Jupyter Notebook Tutorial

This tutorial will guide you through the creation and usage of Python Jupyter Notebooks in WASDI.

The (toy) problem we are addressing is retrieving and visualizing data. We will use Sentinel-5p products because they are small and quick to import, open and visualize, but the procedure works with any type of product supported by WASDI.

The tutoriaL follows the structure of a webinar we did for ESA:

Prerequisites

You will need:

a valid WASDI user
a workspace

You don’t have them? Then go get them!

Create and Open Jupyter Lab

Open the workspace and once you are in the editor, click on the “Create Jupyter” button:

An alert will invite you to wait for it to be ready. Do it: click OK, but wait a moment

Jupyter won’t open automatically. If you pay attention, you will notice that the button changed into “Open Jupyter”

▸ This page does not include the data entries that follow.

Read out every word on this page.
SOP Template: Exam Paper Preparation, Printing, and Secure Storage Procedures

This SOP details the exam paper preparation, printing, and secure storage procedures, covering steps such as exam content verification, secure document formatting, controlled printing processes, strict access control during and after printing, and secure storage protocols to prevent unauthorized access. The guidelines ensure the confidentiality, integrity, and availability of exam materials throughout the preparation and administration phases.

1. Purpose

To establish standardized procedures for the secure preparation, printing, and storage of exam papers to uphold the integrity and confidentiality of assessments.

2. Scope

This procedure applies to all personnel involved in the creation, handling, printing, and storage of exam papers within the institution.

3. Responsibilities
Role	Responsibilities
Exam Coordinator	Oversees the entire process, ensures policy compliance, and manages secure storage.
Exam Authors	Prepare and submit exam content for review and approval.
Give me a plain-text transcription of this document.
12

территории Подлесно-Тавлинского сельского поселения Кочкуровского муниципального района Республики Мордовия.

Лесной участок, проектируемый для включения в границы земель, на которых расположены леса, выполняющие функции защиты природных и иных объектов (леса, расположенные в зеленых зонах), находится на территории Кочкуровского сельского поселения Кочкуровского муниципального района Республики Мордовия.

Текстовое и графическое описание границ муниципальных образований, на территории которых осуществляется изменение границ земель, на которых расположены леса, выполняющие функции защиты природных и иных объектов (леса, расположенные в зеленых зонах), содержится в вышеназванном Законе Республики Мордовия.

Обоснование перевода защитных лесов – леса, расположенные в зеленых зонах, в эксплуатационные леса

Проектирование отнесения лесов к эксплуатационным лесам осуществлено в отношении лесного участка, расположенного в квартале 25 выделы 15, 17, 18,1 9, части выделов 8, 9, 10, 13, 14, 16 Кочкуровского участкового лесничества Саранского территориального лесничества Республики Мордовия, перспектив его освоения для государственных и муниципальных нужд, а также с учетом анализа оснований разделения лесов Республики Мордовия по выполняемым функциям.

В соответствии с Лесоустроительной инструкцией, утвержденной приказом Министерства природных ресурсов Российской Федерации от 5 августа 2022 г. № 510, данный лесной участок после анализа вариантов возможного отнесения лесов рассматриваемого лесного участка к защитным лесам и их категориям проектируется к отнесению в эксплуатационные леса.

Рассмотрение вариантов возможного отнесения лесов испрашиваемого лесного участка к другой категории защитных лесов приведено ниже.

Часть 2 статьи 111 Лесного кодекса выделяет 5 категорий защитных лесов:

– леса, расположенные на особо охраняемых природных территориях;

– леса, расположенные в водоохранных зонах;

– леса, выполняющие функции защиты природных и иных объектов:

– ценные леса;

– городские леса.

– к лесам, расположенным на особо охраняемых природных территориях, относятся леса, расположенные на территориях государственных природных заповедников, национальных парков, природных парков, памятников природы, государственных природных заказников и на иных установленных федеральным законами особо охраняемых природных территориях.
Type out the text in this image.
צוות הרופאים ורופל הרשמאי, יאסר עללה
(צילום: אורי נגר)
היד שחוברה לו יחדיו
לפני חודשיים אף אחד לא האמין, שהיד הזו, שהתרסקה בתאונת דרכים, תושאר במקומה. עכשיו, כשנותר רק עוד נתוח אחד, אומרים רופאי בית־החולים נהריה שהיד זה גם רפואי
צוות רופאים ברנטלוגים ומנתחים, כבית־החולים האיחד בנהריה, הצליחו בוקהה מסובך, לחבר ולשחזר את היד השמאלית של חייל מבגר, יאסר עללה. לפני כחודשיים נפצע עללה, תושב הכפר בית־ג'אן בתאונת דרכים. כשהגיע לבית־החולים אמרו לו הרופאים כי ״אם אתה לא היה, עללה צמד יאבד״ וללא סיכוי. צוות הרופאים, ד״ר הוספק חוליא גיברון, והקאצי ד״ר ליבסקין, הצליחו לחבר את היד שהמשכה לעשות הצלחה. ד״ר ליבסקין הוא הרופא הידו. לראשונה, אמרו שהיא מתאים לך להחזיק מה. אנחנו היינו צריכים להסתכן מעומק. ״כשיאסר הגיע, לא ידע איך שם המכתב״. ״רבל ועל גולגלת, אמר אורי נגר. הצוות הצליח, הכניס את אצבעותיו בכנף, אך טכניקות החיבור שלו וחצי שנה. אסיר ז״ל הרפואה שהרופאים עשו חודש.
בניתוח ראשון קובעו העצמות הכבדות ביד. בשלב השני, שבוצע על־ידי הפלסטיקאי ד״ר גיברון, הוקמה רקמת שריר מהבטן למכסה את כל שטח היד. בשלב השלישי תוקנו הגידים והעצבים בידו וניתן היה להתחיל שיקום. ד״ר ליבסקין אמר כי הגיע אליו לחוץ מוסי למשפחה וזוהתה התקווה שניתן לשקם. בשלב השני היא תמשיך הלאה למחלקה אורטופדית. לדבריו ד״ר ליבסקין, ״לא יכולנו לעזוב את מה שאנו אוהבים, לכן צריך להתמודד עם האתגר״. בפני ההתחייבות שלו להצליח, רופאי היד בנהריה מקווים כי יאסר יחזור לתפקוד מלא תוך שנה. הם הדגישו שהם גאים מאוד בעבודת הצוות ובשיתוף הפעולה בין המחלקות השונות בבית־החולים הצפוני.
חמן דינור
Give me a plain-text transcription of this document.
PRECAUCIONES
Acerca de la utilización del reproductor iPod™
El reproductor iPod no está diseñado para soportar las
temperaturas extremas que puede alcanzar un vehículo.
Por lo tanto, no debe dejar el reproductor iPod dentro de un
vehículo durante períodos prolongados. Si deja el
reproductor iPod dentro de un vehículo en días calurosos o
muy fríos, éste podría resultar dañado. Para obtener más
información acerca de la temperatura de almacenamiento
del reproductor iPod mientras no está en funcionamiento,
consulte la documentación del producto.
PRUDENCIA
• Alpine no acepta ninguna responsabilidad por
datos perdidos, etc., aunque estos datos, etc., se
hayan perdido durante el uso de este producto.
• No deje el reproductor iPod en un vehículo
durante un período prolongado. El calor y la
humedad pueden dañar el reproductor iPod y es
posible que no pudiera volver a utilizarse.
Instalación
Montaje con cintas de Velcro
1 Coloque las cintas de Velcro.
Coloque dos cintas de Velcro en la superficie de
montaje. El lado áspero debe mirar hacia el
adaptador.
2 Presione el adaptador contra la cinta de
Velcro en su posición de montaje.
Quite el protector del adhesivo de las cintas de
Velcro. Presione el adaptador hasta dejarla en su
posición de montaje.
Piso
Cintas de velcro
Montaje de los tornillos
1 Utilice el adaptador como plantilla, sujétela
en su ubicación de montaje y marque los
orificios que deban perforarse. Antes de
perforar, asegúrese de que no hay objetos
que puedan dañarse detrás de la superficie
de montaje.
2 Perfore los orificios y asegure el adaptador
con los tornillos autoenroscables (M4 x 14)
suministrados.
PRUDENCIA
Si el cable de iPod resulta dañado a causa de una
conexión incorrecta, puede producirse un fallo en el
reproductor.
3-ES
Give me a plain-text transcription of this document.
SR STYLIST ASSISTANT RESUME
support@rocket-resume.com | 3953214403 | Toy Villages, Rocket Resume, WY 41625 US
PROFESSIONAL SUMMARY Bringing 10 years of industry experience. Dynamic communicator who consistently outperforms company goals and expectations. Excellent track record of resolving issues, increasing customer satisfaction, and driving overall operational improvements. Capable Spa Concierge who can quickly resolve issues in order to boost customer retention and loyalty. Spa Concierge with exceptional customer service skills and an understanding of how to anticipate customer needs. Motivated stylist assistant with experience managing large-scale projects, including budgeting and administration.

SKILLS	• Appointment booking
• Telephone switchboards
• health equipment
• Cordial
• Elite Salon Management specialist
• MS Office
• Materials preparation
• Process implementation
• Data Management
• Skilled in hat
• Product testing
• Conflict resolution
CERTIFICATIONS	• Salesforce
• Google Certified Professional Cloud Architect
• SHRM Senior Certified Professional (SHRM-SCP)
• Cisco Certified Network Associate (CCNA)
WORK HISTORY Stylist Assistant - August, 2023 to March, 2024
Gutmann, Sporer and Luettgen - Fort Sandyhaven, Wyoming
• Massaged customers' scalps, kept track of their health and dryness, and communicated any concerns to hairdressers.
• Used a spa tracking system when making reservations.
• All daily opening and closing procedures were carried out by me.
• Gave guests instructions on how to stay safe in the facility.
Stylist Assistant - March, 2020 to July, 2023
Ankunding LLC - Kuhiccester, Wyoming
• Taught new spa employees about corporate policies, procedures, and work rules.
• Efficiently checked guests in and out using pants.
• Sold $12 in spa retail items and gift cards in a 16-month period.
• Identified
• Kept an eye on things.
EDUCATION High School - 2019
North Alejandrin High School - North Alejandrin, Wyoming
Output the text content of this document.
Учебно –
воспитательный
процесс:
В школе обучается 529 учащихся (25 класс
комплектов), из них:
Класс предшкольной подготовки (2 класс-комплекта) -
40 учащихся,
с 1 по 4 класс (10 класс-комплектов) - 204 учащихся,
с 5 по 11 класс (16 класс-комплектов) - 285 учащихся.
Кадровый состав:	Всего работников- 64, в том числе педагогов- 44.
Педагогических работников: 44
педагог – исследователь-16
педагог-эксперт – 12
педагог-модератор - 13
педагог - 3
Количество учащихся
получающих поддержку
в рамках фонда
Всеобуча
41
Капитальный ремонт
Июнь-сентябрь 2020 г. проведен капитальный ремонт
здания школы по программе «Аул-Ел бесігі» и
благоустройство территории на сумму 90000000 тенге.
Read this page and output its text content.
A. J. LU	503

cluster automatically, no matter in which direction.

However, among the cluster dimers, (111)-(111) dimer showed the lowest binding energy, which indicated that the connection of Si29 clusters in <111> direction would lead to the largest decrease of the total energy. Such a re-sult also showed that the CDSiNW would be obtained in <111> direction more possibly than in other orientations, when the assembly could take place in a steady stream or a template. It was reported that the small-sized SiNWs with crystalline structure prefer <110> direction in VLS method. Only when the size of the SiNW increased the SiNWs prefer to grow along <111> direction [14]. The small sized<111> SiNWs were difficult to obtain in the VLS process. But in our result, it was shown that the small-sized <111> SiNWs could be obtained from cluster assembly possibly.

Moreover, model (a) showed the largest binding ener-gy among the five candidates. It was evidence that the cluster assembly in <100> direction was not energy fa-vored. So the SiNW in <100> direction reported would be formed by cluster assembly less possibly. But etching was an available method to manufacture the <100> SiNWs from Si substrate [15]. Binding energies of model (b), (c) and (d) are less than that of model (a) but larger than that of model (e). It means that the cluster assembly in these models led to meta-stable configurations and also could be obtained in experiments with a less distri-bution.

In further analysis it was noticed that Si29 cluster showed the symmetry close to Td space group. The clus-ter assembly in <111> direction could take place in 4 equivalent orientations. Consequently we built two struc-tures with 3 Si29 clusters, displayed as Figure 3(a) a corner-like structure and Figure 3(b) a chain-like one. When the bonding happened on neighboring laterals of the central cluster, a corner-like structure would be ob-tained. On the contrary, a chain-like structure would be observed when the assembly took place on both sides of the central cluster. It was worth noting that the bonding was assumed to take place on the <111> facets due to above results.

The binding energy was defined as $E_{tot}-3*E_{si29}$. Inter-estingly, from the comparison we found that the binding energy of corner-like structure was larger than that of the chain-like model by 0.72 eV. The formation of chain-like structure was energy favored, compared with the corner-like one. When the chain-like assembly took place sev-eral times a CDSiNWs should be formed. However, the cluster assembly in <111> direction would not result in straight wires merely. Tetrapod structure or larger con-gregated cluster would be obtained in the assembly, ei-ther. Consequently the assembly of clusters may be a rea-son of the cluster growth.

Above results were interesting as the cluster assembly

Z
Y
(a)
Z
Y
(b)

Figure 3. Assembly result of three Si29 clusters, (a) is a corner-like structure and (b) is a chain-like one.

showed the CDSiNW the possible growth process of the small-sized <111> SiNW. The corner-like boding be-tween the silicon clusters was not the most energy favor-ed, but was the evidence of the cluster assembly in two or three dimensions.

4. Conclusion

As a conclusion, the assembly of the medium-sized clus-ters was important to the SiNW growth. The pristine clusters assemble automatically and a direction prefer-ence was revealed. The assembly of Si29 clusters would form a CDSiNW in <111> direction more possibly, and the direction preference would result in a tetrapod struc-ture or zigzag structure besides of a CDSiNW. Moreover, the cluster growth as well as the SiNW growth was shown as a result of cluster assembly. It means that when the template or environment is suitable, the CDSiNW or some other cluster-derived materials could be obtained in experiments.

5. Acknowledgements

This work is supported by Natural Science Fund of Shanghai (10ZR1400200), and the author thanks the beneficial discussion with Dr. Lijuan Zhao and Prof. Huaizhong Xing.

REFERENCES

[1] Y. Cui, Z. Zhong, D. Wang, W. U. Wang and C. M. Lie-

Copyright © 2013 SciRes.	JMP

Click on it, and Jupyter Lab will open in another tab of the browser

Get started coding

Let’s create a jupyter: click on the icon to create a new Python 3 (ipykernel) notebook:

We will use matplotlib to generate visualization, so let’s install it. In the first cell type:

!pip install matplotlib

You can execute it.

Next, create a new cell. Let’s import some packages: type the following, and run it

from datetime import datetime
from datetime import timedelta
import numpy
from osgeo import gdal
import matplotlib.pyplot as plt
import wasdi

We can now start the WASDI Python library:

wasdi.init()

Run the cell. Pay attention to the output and enter your username and password when requested. The library will the proceed to open the current workspace and confirm that the session is valid.

Note

If you don’t get a valid session, you probably inserted the wrong username and password. No problem: re-execute the cell and try again.

Let’s now see how to log to WASDI, create a new cell, type the following code and run it:

# this is how we log a line in WASDI
wasdi.wasdiLog("Welcome to tutorial on Jupyter Notebooks")

Next, we will set up a parameter dictionary. Normally, you wouldn’t do this in a WASDI application, but rather read the parameters from input. However, to learn how the library works, let’s do this preparatory step. Create a cell and type the following (read the comments to understand what’s going on):

# define input parameters (just for this exercise: normally parameters are fed from the user)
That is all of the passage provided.